Every strand of DNA in nature has four chemicals: adenine, guanine, cytosine, and thymine, which are typically abbreviated as A, G, C, and T. They rearrange themselves along the double helix in order to create combinations that scientists can decode, or sequence, to make sense of.
By adding seven synthetic nucleobases to the original four-letter lineup, the researchers increased DNA’s already vast capacity for information storage.
“Consider the letters of the English alphabet. You could only make so many words if you only had four letters to work with. You could make an infinite number of word combinations if you possessed the whole alphabet. The same is true with DNA. We may convert zeros and ones to A, G, C, T, and the seven new letters in the storage alphabet instead of converting them to A, G, C, and T “Tabatabaei said the following.
Because this is the first team to employ chemically changed nucleotides for information storage in DNA, members had to come up with creative solutions to a unique problem: not all existing technologies can read chemically modified DNA strands. They used machine learning and artificial intelligence to design a first-of-its-kind DNA sequence readout processing approach to overcome this challenge.
Their solution can tell the difference between modified and natural compounds, as well as each of the seven novel molecules.
“We examined 77 different combinations of the 11 nucleotides, and our approach was able to properly distinguish each of them,” Pan added. “Because the deep learning framework used in our technique to recognize distinct nucleotides is universal, our methodology may be used to a wide range of applications.”

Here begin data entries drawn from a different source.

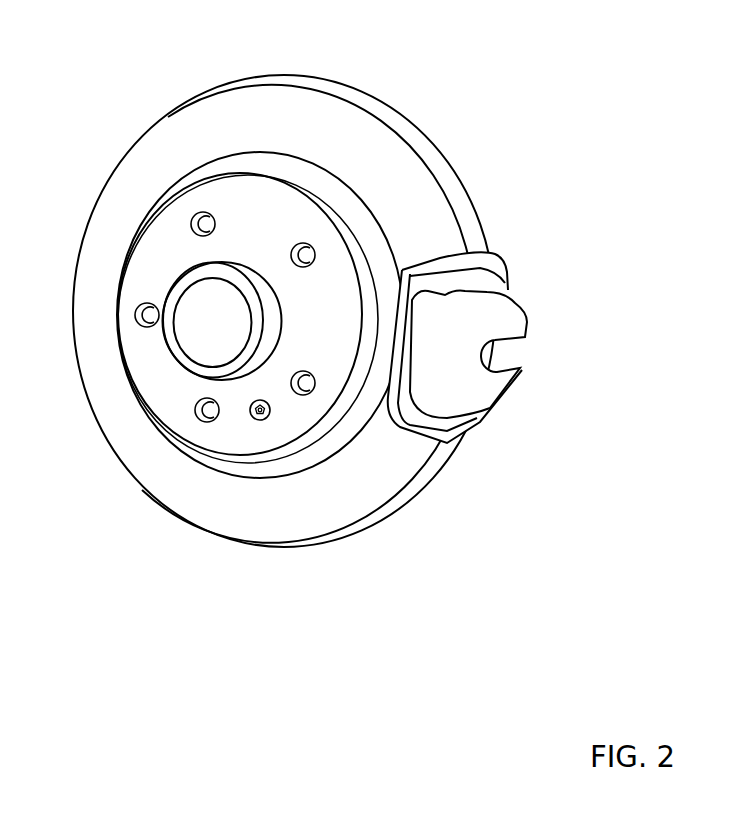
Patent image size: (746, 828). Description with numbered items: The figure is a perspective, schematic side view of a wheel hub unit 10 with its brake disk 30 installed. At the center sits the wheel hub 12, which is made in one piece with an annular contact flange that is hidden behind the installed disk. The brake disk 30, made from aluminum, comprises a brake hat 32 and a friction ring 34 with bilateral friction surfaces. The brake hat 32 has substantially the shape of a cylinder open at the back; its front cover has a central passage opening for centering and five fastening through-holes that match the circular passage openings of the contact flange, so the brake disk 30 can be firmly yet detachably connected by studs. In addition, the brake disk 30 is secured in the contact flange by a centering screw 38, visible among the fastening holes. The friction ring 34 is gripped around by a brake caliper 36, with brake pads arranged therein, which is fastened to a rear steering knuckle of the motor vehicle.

The wheel hub unit 10 is at (319, 300).
The brake disk 30 is at (273, 308).
The friction ring 34 is at (420, 185).
The brake hat 32 is at (148, 250).
The wheel hub 12 is at (272, 321).
The centering screw 38 is at (257, 418).
The brake caliper 36 is at (537, 284).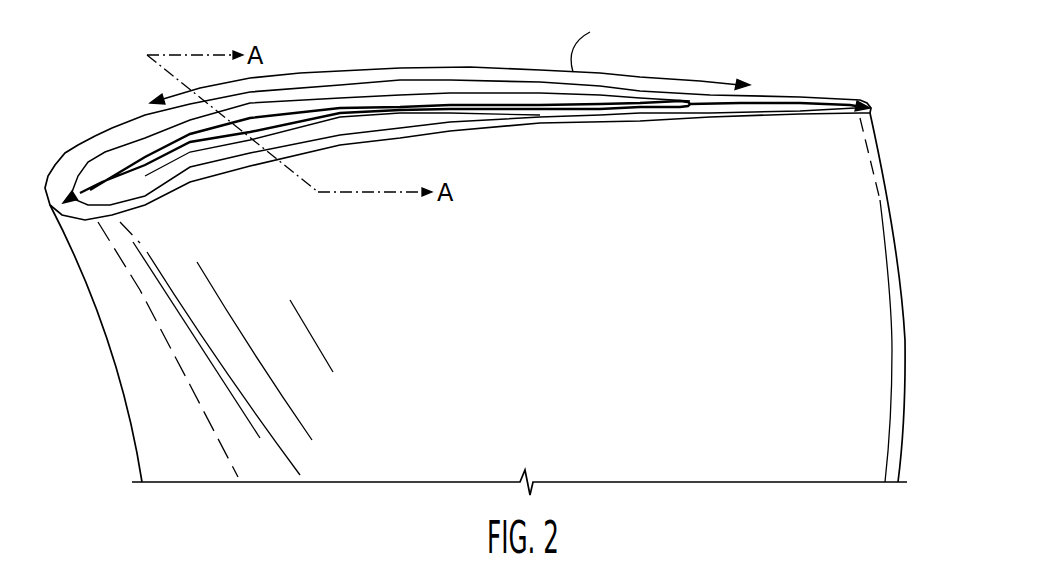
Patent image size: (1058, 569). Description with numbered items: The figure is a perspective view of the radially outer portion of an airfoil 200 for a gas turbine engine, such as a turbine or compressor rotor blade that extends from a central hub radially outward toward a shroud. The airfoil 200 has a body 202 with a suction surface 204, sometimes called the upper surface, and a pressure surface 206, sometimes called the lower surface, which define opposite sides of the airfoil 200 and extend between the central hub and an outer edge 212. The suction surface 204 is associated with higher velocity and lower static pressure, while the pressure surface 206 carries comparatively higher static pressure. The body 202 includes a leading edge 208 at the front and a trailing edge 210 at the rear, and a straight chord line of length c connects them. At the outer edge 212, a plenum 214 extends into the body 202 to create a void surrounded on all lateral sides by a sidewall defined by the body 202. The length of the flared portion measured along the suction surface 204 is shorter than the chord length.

The airfoil 200 is at (687, 52).
The body 202 is at (773, 442).
The suction surface 204 is at (522, 80).
The pressure surface 206 is at (208, 315).
The leading edge 208 is at (123, 397).
The trailing edge 210 is at (880, 127).
The outer edge 212 is at (380, 88).
The plenum 214 is at (143, 170).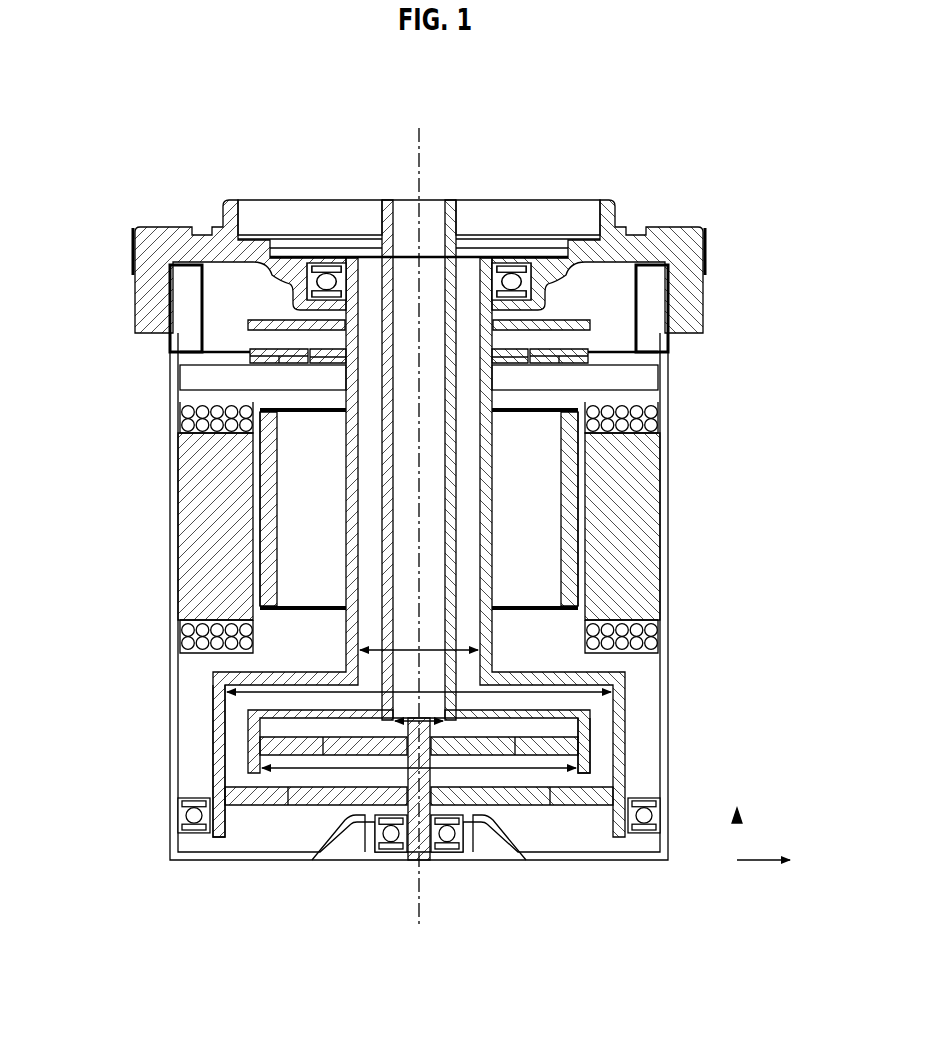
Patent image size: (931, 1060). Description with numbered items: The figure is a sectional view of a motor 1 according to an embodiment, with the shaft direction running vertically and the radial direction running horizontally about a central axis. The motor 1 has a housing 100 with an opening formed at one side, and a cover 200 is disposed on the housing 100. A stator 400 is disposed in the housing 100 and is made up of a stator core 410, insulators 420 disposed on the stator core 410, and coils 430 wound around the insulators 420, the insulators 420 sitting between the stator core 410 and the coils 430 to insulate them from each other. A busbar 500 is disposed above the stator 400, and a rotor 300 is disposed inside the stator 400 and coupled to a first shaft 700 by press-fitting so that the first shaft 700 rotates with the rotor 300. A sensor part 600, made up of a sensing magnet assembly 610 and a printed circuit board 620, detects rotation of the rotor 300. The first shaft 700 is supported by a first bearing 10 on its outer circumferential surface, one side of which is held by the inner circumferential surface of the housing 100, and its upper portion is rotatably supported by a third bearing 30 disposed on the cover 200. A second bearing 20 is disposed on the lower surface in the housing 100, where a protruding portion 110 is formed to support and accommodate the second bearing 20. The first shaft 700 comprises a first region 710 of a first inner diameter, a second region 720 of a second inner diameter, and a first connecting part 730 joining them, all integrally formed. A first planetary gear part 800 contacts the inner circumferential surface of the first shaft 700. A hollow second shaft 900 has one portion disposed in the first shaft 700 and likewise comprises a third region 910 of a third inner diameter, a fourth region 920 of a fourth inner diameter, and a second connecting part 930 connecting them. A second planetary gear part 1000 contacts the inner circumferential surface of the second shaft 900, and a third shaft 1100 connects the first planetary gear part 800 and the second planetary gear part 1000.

The motor 1 is at (90, 104).
The first bearing 10 is at (180, 813).
The second bearing 20 is at (378, 851).
The third bearing 30 is at (307, 282).
The housing 100 is at (419, 627).
The protruding portion 110 is at (317, 830).
The cover 200 is at (693, 248).
The rotor 300 is at (307, 508).
The stator 400 is at (491, 527).
The stator core 410 is at (648, 486).
The insulator 420 is at (658, 428).
The coil 430 is at (640, 410).
The busbar 500 is at (188, 376).
The sensor part 600 is at (496, 321).
The sensing magnet assembly 610 is at (596, 345).
The printed circuit board 620 is at (600, 317).
The first shaft 700 is at (337, 547).
The first region 710 is at (346, 650).
The second region 720 is at (213, 737).
The first connecting part 730 is at (228, 664).
The first planetary gear part 800 is at (587, 810).
The second shaft 900 is at (526, 712).
The third region 910 is at (462, 666).
The fourth region 920 is at (592, 728).
The second connecting part 930 is at (578, 704).
The second planetary gear part 1000 is at (535, 760).
The third shaft 1100 is at (438, 849).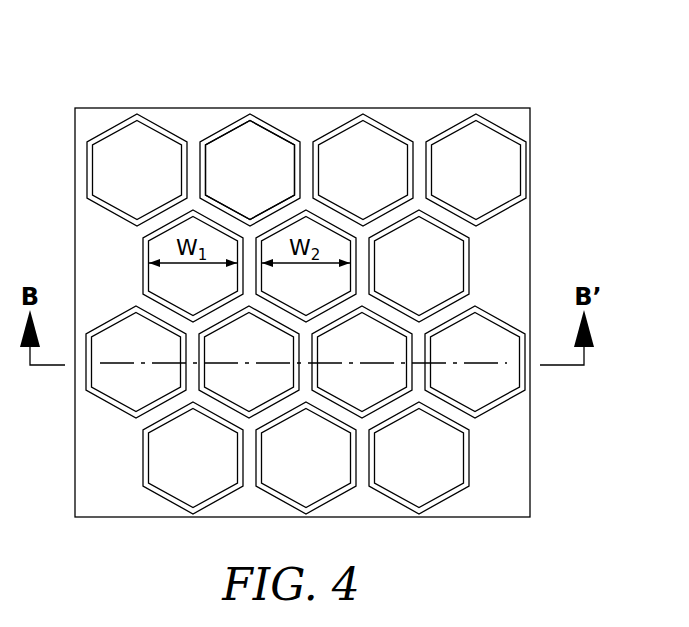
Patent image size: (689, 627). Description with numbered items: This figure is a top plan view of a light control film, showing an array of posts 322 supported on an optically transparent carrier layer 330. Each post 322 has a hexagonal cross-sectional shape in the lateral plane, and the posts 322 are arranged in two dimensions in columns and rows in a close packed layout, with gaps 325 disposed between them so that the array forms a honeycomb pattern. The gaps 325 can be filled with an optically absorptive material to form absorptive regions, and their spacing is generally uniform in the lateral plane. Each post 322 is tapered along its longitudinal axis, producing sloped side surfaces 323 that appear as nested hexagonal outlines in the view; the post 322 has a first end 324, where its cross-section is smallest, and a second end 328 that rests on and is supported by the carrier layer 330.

The post 322 is at (455, 125).
The sloped side surface 323 is at (225, 132).
The first end 324 is at (267, 152).
The gap 325 is at (462, 227).
The second end 328 is at (263, 122).
The optically transparent carrier layer 330 is at (518, 512).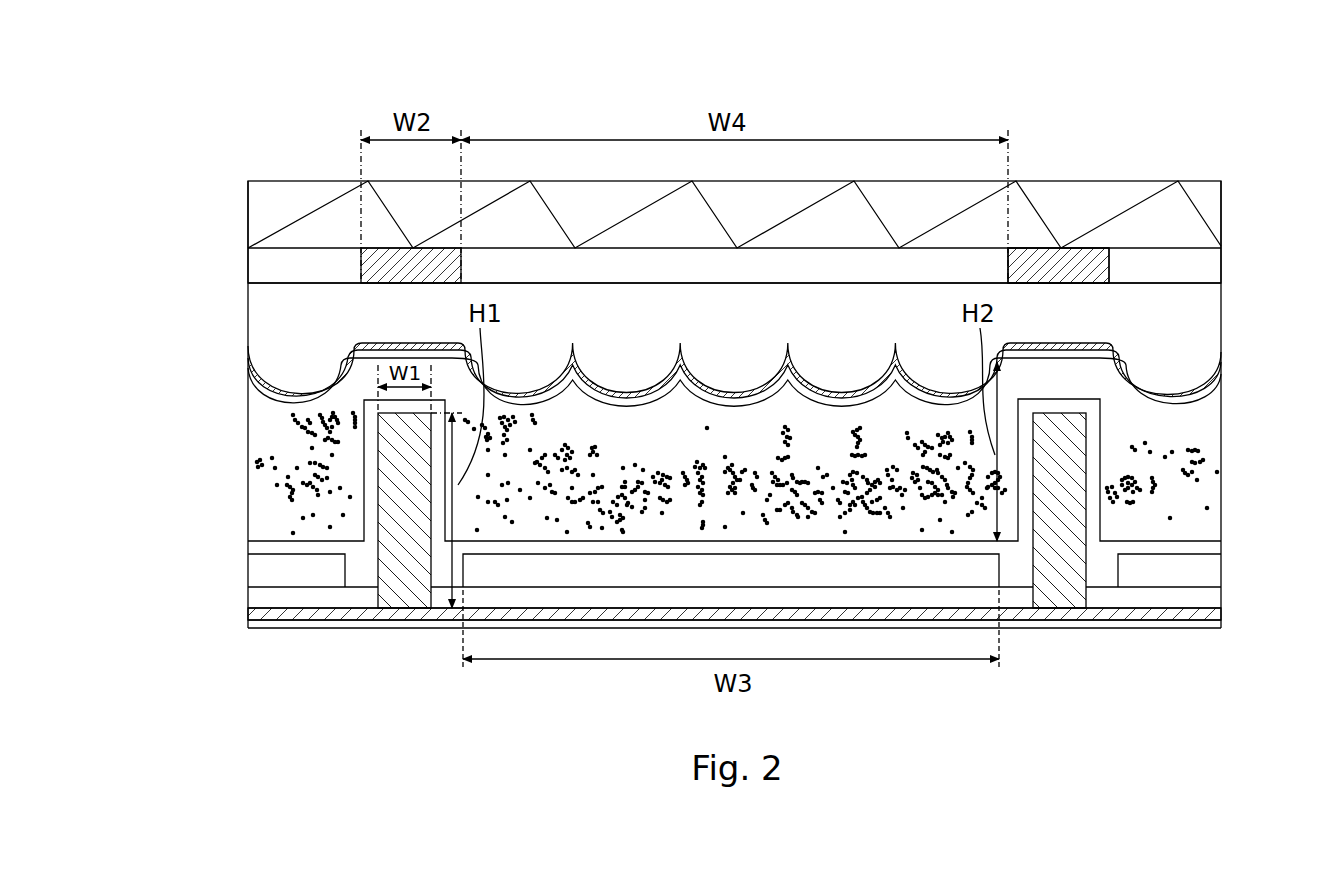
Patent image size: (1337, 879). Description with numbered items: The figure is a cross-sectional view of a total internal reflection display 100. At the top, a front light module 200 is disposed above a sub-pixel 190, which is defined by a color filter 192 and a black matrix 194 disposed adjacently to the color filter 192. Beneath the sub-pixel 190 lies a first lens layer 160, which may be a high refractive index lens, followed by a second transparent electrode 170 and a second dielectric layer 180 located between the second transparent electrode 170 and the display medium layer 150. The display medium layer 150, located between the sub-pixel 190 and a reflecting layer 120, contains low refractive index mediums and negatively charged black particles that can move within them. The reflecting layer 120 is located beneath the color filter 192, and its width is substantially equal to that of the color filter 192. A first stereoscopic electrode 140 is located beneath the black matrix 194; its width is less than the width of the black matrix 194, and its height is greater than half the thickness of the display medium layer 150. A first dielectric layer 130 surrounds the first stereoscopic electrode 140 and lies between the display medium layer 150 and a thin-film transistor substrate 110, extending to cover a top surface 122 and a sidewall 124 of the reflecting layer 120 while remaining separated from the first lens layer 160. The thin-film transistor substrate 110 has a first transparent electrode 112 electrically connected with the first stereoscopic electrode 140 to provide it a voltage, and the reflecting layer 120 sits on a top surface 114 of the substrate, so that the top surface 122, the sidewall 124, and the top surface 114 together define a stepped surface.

The total internal reflection display 100 is at (235, 82).
The thin-film transistor substrate 110 is at (1220, 622).
The first transparent electrode 112 is at (1216, 612).
The top surface 114 is at (358, 587).
The reflecting layer 120 is at (754, 561).
The top surface 122 is at (318, 553).
The sidewall 124 is at (345, 573).
The first dielectric layer 130 is at (1213, 548).
The first stereoscopic electrode 140 is at (1068, 437).
The display medium layer 150 is at (1213, 492).
The first lens layer 160 is at (1212, 327).
The second transparent electrode 170 is at (1220, 360).
The second dielectric layer 180 is at (1213, 386).
The sub-pixel 190 is at (747, 181).
The color filter 192 is at (993, 257).
The black matrix 194 is at (1080, 252).
The front light module 200 is at (1197, 190).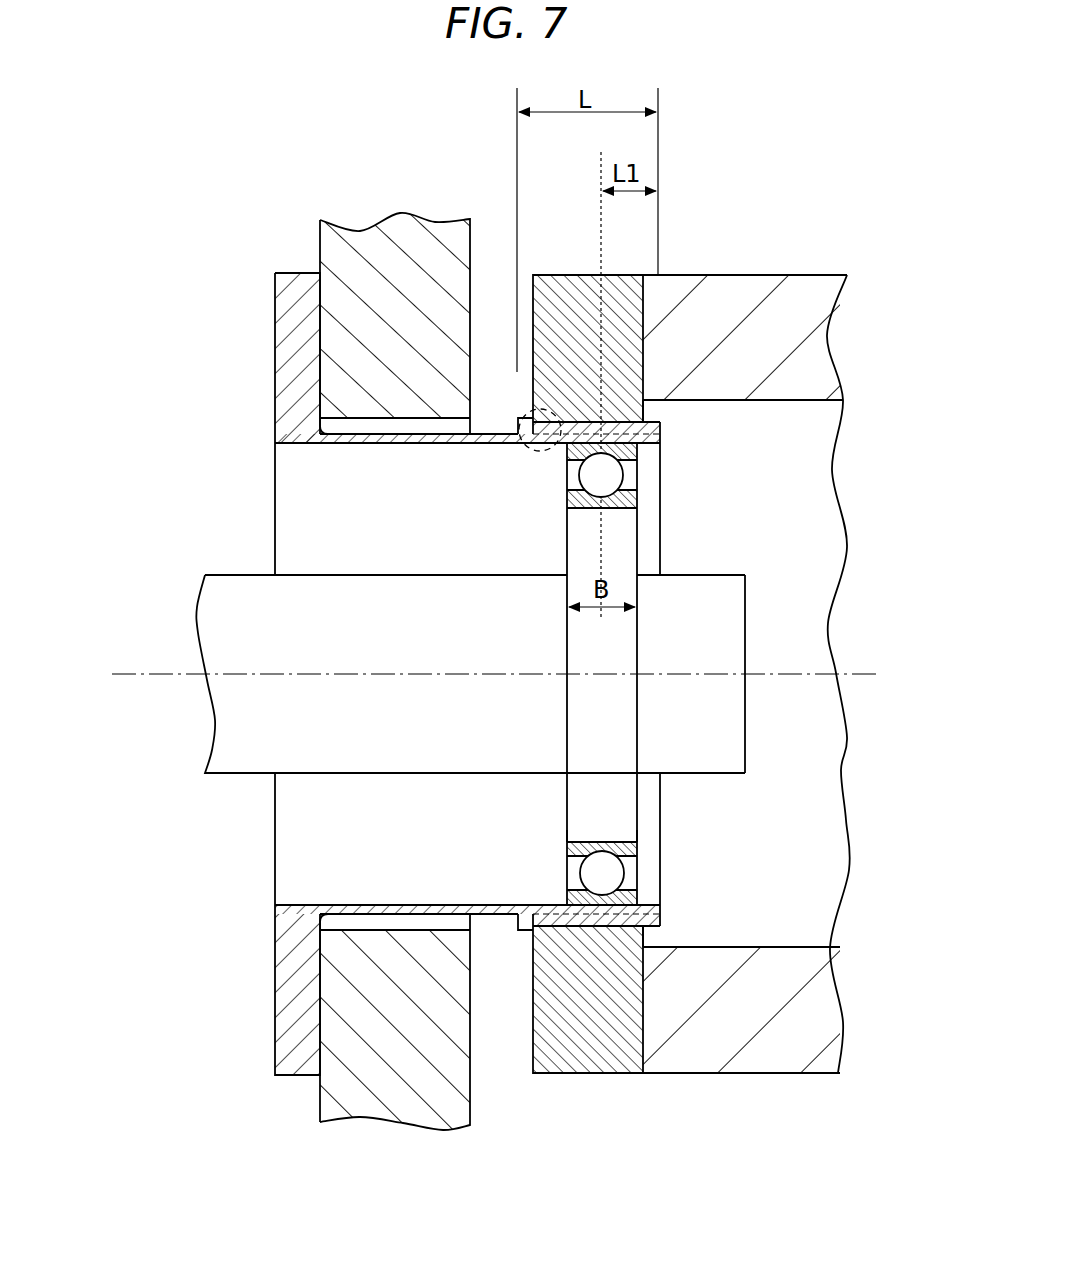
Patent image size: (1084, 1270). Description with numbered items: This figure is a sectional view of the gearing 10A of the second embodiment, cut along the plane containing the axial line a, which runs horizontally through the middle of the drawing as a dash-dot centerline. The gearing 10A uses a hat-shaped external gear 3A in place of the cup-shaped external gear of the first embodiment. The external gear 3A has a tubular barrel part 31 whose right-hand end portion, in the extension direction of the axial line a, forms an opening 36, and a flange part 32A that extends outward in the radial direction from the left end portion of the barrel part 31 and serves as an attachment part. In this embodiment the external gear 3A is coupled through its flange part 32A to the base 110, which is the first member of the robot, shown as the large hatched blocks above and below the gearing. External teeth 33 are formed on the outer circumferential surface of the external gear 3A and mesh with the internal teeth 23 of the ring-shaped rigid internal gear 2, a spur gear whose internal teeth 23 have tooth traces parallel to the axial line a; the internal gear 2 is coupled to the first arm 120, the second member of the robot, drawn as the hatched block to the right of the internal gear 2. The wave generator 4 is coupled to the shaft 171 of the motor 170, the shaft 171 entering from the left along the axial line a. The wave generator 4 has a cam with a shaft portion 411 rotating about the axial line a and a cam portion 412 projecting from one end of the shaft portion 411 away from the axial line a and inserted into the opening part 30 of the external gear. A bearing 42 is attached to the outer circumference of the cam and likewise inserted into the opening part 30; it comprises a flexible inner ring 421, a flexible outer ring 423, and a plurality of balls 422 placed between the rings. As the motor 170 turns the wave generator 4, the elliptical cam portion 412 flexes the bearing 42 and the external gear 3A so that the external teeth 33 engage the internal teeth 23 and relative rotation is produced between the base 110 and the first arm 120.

The gearing 10A is at (812, 198).
The base 110 is at (400, 233).
The first arm 120 is at (745, 285).
The internal gear 2 is at (584, 268).
The external gear 3A is at (268, 370).
The external teeth 33 is at (560, 418).
The internal teeth 23 is at (520, 410).
The opening 36 is at (660, 458).
The opening part 30 is at (650, 490).
The barrel part 31 is at (492, 914).
The flange part 32A is at (285, 962).
The motor 170 is at (208, 568).
The shaft 171 is at (247, 590).
The wave generator 4 is at (722, 569).
The axial line a is at (128, 668).
The shaft portion 411 is at (693, 775).
The cam portion 412 is at (638, 825).
The bearing 42 is at (685, 885).
The inner ring 421 is at (638, 849).
The balls 422 is at (617, 877).
The outer ring 423 is at (630, 894).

Nanopores, proteins having a central opening through which a DNA strand may readily flow, are responsible for this letter-perfect translation. Surprisingly, the researchers discovered that nanopores can detect and differentiate each individual monomer unit along a DNA strand, regardless of whether the units are natural or synthetic.
“This work presents an interesting proof-of-principle demonstration of extending macromolecular data storage to non-natural chemistries, which has the potential to significantly boost storage density in non-traditional storage medium,” stated Charles Schroeder, a co-PI on the project.
By preserving genetic information, DNA actually changed history. According to this research, the future of data storage will be just as double-helical.
Aleksei Aksimentiev, the Center for Biophysics and Quantitative Biology, and Alvaro Hernandez, the Roy J. Carver Biotechnology Center, are two more UIUC collaborators. The University of Massachusetts at Amherst and Stanford University are among the partners. Please see the published work for a complete list of colleagues and affiliations.